Filho de imigrantes
que haviam saído da Europa fugindo da perseguição aos judeus, Stanley Milgran
se perguntava como havia sido possível o holocausto. Como milhares de pessoas
normais, pais de família, pessoas do bem, haviam se tornado carrascos nazistas
nos campos de concentração, matado e torturado pessoas que mal conheciam. Um fato
ainda mais perturbador: nos julgamentos que se seguiram, muitos desses criminosos
de guerra alegaram que estavam apenas cumprido ordens superiores.
Para verificar como a
obediência à autoridade poderia levar pessoas normais a atos extremos, Milgran
bolou uma experiência. Um voluntário era levado a acreditar que estava
participando de um experimento a respeito da influência da punição na
aprendizagem. A cada resposta errada, o professor deveria acionar uma chave que
aplicava um choque em um “aluno”, em outra sala. Os choque aumentavam gradativamente
de potência. Na outra sala havia na verdade um ator, que gritava, alegava que
tinha problemas cardíacos e pedia para parar o experimento. 65% das pessoas
foram até o choque mais potente, que poderia até matar o “aluno”. Isso porque
uma autoridade, o pesquisador lhe dizia que deveria continuar apicando choque.
A experiência abalou a
psicologia social – até então a maioria dos psicólogos acreditava que pouquíssimas
pessoas iriam até o final.
A vida de Milgran é
mostrada no filme O experimento de Milgran, de Michael Almereyda, lançado pela
Netflix, com Peter Sarsgaard e Winona Ryder no elenco.
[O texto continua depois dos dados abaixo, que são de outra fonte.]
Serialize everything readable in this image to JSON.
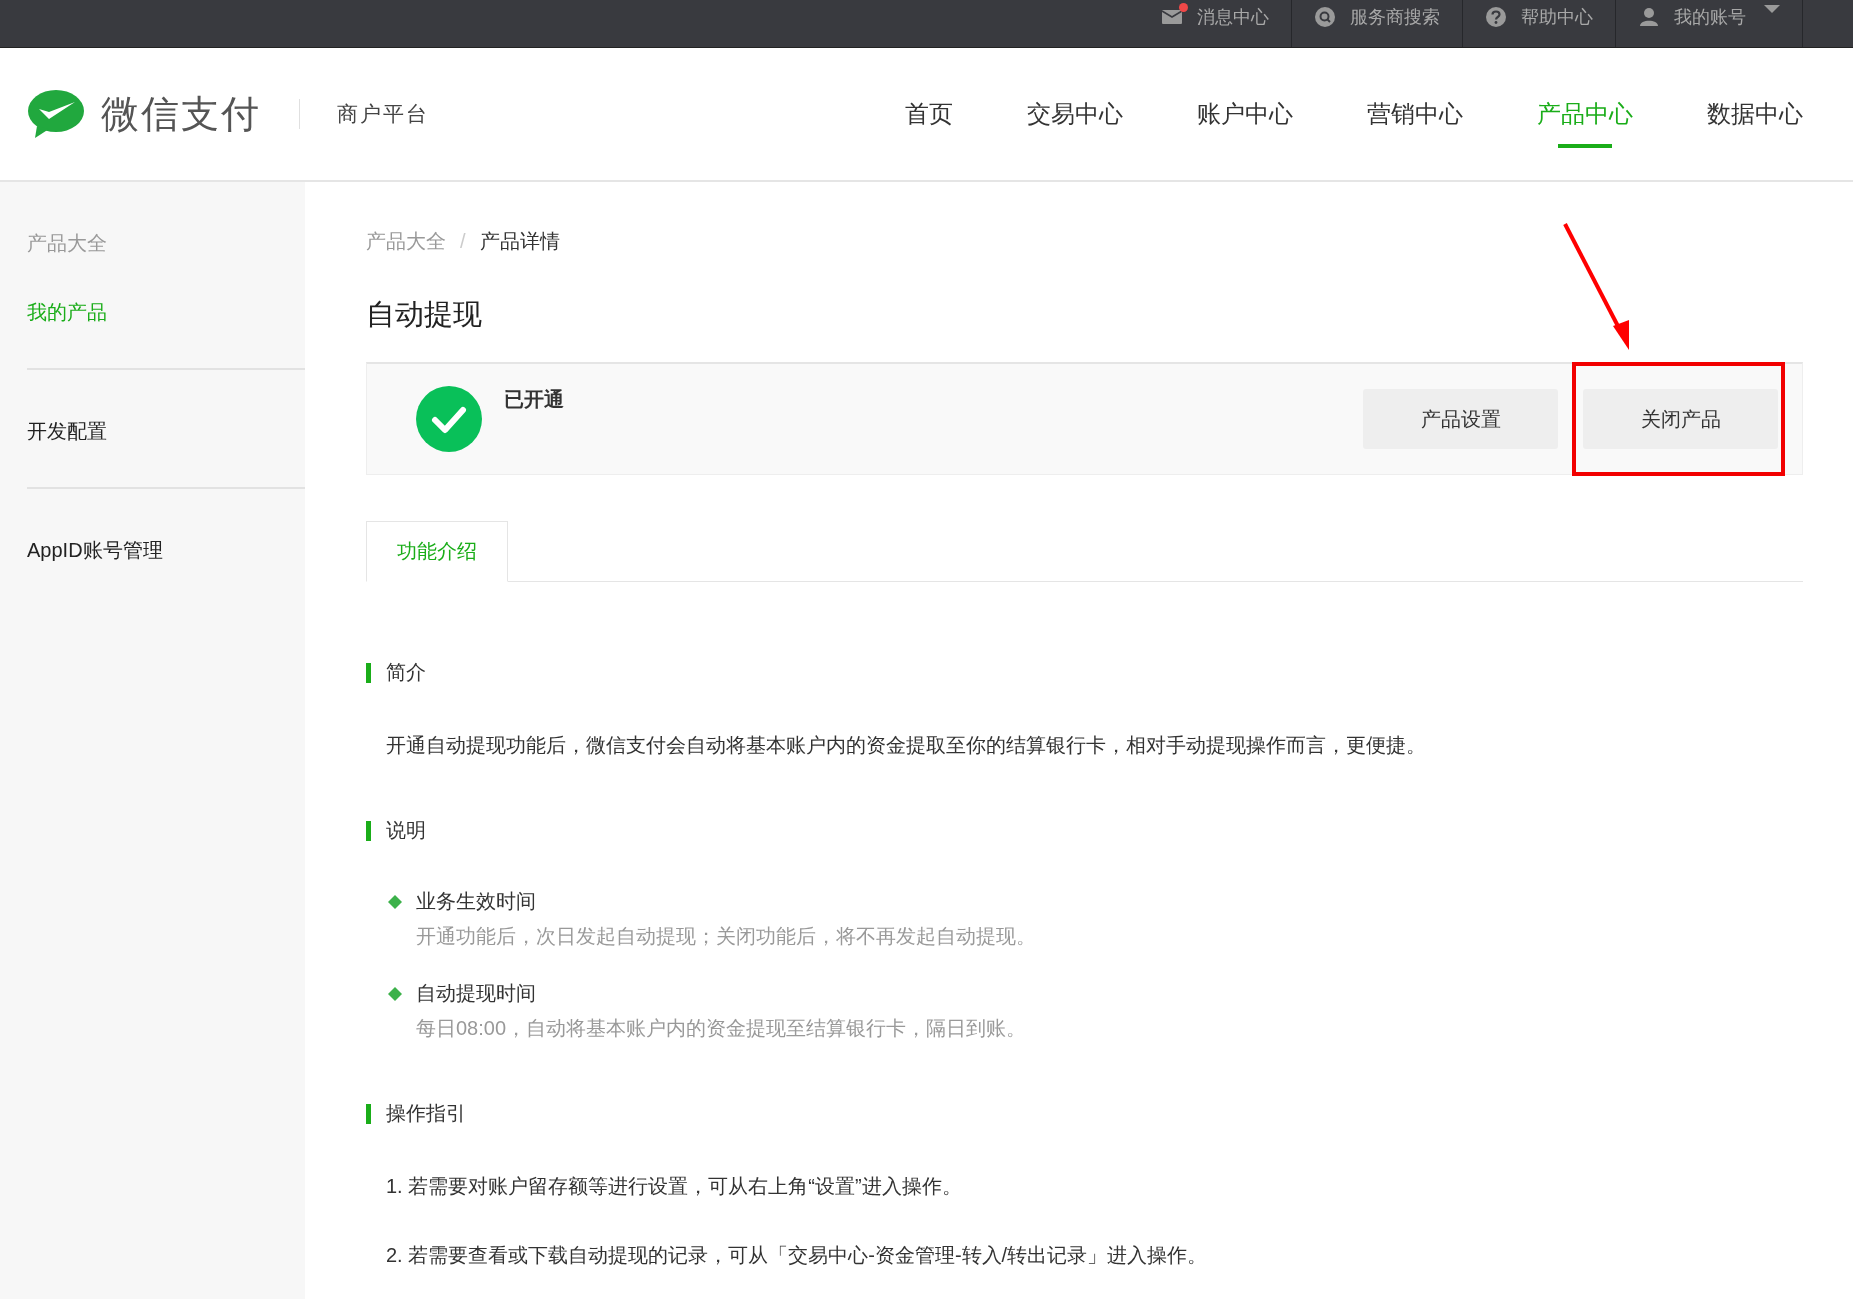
{
  "top_bar": {
    "items": [
      {
        "label": "消息中心",
        "unread": true,
        "dropdown": false
      },
      {
        "label": "服务商搜索",
        "unread": false,
        "dropdown": false
      },
      {
        "label": "帮助中心",
        "unread": false,
        "dropdown": false
      },
      {
        "label": "我的账号",
        "unread": false,
        "dropdown": true
      }
    ]
  },
  "header": {
    "logo_text": "微信支付",
    "platform": "商户平台",
    "nav": [
      {
        "label": "首页",
        "selected": false
      },
      {
        "label": "交易中心",
        "selected": false
      },
      {
        "label": "账户中心",
        "selected": false
      },
      {
        "label": "营销中心",
        "selected": false
      },
      {
        "label": "产品中心",
        "selected": true
      },
      {
        "label": "数据中心",
        "selected": false
      }
    ]
  },
  "sidebar": {
    "groups": [
      {
        "items": [
          {
            "label": "产品大全",
            "selected": false
          },
          {
            "label": "我的产品",
            "selected": true
          }
        ]
      },
      {
        "items": [
          {
            "label": "开发配置",
            "selected": false
          }
        ]
      },
      {
        "items": [
          {
            "label": "AppID账号管理",
            "selected": false
          }
        ]
      }
    ]
  },
  "breadcrumb": {
    "items": [
      "产品大全",
      "产品详情"
    ],
    "separator": "/"
  },
  "title": "自动提现",
  "status_card": {
    "status": "已开通",
    "opened": true,
    "buttons": [
      {
        "label": "产品设置",
        "annotated": false
      },
      {
        "label": "关闭产品",
        "annotated": true
      }
    ]
  },
  "tabs": [
    {
      "label": "功能介绍",
      "selected": true
    }
  ],
  "sections": [
    {
      "heading": "简介",
      "kind": "paragraph",
      "text": "开通自动提现功能后，微信支付会自动将基本账户内的资金提取至你的结算银行卡，相对手动提现操作而言，更便捷。"
    },
    {
      "heading": "说明",
      "kind": "bullets",
      "items": [
        {
          "title": "业务生效时间",
          "text": "开通功能后，次日发起自动提现；关闭功能后，将不再发起自动提现。"
        },
        {
          "title": "自动提现时间",
          "text": "每日08:00，自动将基本账户内的资金提现至结算银行卡，隔日到账。"
        }
      ]
    },
    {
      "heading": "操作指引",
      "kind": "steps",
      "items": [
        "1. 若需要对账户留存额等进行设置，可从右上角“设置”进入操作。",
        "2. 若需要查看或下载自动提现的记录，可从「交易中心-资金管理-转入/转出记录」进入操作。"
      ]
    }
  ]
}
Não é um filme convencional,
que permita uma fácil identificação com o protagonista, em especial graças à
quebra da quarta parede – em diversos momentos Milgran se vira para a câmera e
conversa com o telespectador. Isso pode provocar alguma rejeição de receptores
mais acostumados a filmes convencionais, mas certamente serve aos propósitos do
filme. O objetivo aqui parece ser não mergulhar o expectador numa história, mas
principalmente força-lo a refletir sobre determinadas situações. Nesse sentido,
é quase uma experiência social, fato reforçado por algumas situações estranhas,
como um elefante que anda atrás de Milgran em determinados momentos ou o filho
do psicólogo, que sempre aparece pintado de verde.
Embora sua experiência
com autoridade o tenha tornado famoso, Milgran é também autor da teoria dos
seis laços, segundo a qual há no máximo seis graus de separação entre qualquer
pessoa do mundo. Ou seja: eu conheço alguém que conhece alguém que conhece alguém
que conhece aquela pessoa. É a base filosófica das redes sociais, como o
Facebook.
Milgran também criou
experiências que se tornaram famosas como pegadinhas, como a da pessoa que no
meio da rua começa a olhar para cima até que várias outras pessoas também
começam a olhar para cima até que uma multidão se junta para ver nada... numa
perfeita demonstração da chamada conformidade social.
O filme passeia por
essas experiências e pela vida de Milgran focando inclusive na versão
televisiva de sua experiência, o filme The Tenth Level, de1975, estrelado por
William Shatner (sim, o mesmo ator que ficou famoso no papelo do Capitão
Kirk!!!).
Em tempos em que
pessoas acreditam cegamente em boatos anônimos em redes sociais e parecem cada vez
mais inclinadas a seguirem líderes autoritários, é um filme necessário, que nos
alerta sobre o lado terrível da natureza humana.